Le musée ne changera pas pendant longtemps, bien que ses soins se soient améliorés grâce au zèle d'autres pasteurs, principalement don Enrique Cabrerizo et don Licinio Garcia Yagüe. Cependant, en 2005, il a été constaté que les tentures étaient infectées par des insectes microscopiques. Grâce à la Fondation Carlos Amberes, ils ont été emmenés à Bruxelles pour y être restaurés. L'une des causes de cette infestation était que le musée primitif n'avait pas de mesures de conservation appropriées. A cette occasion même le bâtiment (ancienne sacristie de la collégiale) dans lequel les tapisseries avaient été exposées a subi une grande rénovation. Mais comme les fonds étaient insuffisants, pour payer la nouvelle construction, les pendaisons ont fait un long tour en Espagne et dans le monde (Bruxelles, Tolède, Dallas, San Diego…) Pendant ce temps, les habitants de Pastrana pensaient aussi que les tapisseries ne reviendraient pas.

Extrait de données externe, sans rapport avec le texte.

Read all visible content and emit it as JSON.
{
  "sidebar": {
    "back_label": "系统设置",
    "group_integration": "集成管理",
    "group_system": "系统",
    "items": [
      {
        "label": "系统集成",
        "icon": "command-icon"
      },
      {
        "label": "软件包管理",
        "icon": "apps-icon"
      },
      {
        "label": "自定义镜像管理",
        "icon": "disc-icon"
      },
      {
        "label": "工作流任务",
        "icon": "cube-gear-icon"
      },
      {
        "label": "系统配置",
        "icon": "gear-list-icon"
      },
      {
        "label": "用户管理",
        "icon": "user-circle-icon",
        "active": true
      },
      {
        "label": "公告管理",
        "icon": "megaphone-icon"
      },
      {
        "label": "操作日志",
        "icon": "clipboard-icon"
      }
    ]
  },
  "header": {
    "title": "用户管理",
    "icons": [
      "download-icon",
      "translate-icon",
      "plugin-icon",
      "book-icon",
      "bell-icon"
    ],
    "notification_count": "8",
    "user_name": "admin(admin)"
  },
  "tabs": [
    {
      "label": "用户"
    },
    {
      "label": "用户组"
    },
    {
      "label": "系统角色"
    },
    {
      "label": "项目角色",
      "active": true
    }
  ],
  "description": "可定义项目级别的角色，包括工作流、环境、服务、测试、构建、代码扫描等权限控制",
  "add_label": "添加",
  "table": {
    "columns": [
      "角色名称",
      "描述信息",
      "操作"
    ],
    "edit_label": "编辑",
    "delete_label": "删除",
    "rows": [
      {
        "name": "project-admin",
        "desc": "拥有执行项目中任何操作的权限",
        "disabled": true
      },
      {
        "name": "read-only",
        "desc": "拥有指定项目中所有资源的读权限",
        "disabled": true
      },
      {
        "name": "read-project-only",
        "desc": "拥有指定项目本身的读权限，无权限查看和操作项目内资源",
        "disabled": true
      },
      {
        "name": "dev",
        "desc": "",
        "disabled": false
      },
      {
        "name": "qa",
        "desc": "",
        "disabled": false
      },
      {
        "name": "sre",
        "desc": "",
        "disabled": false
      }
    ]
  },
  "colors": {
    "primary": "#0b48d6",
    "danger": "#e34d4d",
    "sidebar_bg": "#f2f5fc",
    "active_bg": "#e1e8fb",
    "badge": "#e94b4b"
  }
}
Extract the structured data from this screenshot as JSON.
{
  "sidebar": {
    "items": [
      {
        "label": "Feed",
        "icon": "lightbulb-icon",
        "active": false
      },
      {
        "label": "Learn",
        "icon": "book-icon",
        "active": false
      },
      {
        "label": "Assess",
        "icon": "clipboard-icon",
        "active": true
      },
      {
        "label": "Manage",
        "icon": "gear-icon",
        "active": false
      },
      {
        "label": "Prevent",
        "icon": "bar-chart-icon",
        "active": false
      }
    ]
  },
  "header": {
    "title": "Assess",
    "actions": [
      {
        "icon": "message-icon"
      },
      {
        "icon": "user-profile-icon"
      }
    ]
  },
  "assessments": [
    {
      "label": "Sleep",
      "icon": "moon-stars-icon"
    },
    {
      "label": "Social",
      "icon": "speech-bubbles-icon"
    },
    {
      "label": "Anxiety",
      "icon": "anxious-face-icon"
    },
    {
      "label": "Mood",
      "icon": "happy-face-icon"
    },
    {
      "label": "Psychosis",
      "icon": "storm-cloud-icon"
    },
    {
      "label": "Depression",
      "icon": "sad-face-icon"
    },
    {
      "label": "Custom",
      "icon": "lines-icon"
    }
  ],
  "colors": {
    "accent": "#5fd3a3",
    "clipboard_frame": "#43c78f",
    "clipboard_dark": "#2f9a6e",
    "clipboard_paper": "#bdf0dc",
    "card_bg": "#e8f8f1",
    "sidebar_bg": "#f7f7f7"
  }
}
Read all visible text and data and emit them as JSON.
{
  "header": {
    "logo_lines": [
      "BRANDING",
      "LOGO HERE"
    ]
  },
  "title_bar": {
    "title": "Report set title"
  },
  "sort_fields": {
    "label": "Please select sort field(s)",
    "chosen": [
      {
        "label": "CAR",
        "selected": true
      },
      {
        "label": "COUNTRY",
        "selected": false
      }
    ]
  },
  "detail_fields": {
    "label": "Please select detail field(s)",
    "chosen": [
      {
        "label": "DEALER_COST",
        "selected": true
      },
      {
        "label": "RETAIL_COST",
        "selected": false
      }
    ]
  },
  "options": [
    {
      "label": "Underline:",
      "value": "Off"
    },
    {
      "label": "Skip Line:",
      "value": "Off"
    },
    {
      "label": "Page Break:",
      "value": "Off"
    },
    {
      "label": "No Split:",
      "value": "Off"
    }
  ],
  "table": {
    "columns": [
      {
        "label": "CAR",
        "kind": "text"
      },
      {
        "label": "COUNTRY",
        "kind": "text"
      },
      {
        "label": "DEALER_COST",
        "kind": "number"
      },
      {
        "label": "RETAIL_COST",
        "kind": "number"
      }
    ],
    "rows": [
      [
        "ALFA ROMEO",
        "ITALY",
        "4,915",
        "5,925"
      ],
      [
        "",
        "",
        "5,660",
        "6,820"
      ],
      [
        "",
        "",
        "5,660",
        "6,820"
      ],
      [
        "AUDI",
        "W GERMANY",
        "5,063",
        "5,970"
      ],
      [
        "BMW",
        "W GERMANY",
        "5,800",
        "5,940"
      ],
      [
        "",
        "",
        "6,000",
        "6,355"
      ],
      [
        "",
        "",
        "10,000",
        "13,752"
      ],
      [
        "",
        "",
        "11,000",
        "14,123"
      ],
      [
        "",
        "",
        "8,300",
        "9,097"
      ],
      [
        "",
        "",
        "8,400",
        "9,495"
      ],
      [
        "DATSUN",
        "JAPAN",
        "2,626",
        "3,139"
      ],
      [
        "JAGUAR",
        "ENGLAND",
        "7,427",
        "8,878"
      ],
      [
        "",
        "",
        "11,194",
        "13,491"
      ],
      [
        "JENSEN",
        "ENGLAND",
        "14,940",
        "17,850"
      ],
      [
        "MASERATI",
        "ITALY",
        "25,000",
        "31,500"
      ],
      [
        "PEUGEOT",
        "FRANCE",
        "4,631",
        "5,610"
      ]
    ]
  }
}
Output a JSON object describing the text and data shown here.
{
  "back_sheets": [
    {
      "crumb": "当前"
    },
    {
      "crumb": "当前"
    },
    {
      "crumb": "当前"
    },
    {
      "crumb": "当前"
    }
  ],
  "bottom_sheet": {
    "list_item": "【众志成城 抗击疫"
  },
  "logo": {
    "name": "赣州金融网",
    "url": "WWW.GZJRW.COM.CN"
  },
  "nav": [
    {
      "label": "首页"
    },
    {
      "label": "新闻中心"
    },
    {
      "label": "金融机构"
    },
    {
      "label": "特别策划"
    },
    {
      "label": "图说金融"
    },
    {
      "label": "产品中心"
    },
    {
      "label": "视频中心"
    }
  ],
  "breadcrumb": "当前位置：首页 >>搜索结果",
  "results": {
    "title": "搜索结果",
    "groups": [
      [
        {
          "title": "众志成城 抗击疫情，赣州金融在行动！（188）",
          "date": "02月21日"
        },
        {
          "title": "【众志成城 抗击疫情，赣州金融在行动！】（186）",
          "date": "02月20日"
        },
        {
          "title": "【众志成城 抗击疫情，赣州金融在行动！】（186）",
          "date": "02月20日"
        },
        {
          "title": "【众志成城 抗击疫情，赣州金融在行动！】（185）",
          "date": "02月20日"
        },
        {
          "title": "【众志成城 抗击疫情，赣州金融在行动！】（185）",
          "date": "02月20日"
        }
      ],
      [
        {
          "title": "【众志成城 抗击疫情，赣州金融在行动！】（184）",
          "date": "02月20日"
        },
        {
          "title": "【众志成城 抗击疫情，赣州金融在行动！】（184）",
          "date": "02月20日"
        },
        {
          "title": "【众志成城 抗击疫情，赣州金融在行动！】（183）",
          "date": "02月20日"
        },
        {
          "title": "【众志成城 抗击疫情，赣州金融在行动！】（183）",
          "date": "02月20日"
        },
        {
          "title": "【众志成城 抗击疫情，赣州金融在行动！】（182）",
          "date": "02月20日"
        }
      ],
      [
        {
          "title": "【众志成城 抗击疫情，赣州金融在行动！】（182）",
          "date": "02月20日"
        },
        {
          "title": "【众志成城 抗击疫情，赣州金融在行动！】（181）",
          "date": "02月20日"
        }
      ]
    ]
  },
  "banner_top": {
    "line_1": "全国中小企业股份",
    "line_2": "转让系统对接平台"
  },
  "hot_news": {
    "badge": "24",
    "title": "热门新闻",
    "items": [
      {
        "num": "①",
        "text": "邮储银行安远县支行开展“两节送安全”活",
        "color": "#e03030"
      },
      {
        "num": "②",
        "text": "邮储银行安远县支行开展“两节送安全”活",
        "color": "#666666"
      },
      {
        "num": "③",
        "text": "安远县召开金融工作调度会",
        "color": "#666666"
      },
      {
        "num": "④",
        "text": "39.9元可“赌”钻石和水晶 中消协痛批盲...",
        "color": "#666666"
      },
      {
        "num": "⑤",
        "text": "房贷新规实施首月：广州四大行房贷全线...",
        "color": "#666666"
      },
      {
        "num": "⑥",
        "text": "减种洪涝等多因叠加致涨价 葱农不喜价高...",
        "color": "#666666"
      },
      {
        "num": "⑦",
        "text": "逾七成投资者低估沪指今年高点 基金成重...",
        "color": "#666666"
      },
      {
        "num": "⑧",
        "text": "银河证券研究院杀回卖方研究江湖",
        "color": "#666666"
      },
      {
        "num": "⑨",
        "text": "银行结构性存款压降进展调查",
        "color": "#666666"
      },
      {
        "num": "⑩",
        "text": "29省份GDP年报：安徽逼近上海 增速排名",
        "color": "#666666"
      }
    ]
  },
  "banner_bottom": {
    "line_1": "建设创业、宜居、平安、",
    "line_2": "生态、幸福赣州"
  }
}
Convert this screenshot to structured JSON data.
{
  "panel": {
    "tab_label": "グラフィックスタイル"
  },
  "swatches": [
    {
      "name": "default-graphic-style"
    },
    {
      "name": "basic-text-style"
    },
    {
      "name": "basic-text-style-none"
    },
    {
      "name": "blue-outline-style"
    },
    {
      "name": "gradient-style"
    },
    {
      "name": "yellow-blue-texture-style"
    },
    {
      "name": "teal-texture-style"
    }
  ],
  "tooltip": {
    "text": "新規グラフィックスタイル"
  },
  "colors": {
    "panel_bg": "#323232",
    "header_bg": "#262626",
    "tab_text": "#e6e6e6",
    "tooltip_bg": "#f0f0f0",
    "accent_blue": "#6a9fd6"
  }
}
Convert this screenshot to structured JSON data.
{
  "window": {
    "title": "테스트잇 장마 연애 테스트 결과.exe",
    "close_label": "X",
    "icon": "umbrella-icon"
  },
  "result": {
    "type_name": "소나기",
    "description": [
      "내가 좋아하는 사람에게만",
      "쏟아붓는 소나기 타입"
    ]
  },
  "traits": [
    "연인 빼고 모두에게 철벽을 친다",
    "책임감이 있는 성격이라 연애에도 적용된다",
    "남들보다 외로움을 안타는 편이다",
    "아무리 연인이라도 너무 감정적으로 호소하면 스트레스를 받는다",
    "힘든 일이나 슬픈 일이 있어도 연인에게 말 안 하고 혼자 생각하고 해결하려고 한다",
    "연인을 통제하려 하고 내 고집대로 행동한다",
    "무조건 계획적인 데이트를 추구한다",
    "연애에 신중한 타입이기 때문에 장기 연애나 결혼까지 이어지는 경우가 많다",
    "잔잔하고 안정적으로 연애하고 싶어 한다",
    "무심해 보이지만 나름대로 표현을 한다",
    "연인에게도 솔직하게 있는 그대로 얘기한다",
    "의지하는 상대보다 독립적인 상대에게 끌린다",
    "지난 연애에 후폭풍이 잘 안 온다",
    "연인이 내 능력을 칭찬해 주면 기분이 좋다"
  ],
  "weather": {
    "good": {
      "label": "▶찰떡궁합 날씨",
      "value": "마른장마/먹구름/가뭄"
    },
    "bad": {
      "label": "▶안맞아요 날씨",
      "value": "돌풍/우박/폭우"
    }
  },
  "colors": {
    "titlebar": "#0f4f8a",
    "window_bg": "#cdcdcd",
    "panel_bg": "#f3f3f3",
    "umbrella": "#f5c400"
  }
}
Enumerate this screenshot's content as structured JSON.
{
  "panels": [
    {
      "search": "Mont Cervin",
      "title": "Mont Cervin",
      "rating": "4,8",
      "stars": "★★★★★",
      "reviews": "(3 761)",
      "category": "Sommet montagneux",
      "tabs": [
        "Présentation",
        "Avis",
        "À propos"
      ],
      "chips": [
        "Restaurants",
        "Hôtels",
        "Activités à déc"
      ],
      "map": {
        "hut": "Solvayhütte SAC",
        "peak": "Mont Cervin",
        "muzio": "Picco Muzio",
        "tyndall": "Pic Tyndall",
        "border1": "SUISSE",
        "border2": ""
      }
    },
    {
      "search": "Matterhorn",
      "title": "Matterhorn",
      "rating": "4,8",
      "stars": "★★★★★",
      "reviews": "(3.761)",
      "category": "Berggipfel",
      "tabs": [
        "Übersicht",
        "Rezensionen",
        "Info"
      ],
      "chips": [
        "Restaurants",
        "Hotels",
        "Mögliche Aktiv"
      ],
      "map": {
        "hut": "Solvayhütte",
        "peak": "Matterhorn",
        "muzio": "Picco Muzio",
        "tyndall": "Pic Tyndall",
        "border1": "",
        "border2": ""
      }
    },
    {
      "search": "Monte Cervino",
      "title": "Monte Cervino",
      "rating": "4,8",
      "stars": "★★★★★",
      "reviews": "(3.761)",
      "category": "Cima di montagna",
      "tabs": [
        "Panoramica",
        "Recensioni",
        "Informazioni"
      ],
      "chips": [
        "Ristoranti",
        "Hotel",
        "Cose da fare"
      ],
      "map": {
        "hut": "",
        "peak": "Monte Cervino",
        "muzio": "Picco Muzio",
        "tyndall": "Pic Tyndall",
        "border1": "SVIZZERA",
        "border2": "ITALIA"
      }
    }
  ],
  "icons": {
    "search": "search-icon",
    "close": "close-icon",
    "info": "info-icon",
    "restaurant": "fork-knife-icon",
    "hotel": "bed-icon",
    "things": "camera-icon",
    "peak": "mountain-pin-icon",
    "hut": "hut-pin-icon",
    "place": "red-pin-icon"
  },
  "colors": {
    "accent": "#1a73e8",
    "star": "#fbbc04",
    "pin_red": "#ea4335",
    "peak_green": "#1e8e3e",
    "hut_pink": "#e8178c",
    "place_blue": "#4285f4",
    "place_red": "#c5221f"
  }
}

Pastrana, Espagne. Source: PMRMaeyaert CC BY-SA 4.0 Wikimedia

Mais ils sont revenus et finalement, le 14 octobre 2014, le nouveau «Museo Parroquial de Pastrana», avec les tapisseries, comme principal centre d'attraction, a été inauguré. Ce nouveau musée possède tout le nécessaire à leur conservation, avec une attention particulière à la filtration de l'air et au bien-être des trésors. Cette réouverture du musée comprenait également l'incorporation de deux guides qui sont des habitants de la région, et maintenant les tapisseries sont particulièrement importantes car elles sont pratiquement la seule source de tourisme de la ville. N'oubliez donc pas de penser à Pastrana la prochaine fois que vous planifiez votre voyage en Espagne; vous ne le regretterez pas.

A propos de l'auteure

Je m'appelle Julia Heras, je suis étudiante en histoire à l'Université Rey Juan Carlos (Fuenlabrada, Madrid). Mon domaine d'intervention est la gestion du patrimoine culturel en relation avec le tourisme durable. J'aime aussi écrire sur les sujets que je trouve intéressants liés à la conservation, la gestion et l'innovation dans le monde du patrimoine culturel. 

Cet article a été initialement publié en anglais. Les textes dans d'autres langues sont traduits par l'IA. Pour changer de langue : allez dans le menu principal ci-dessus.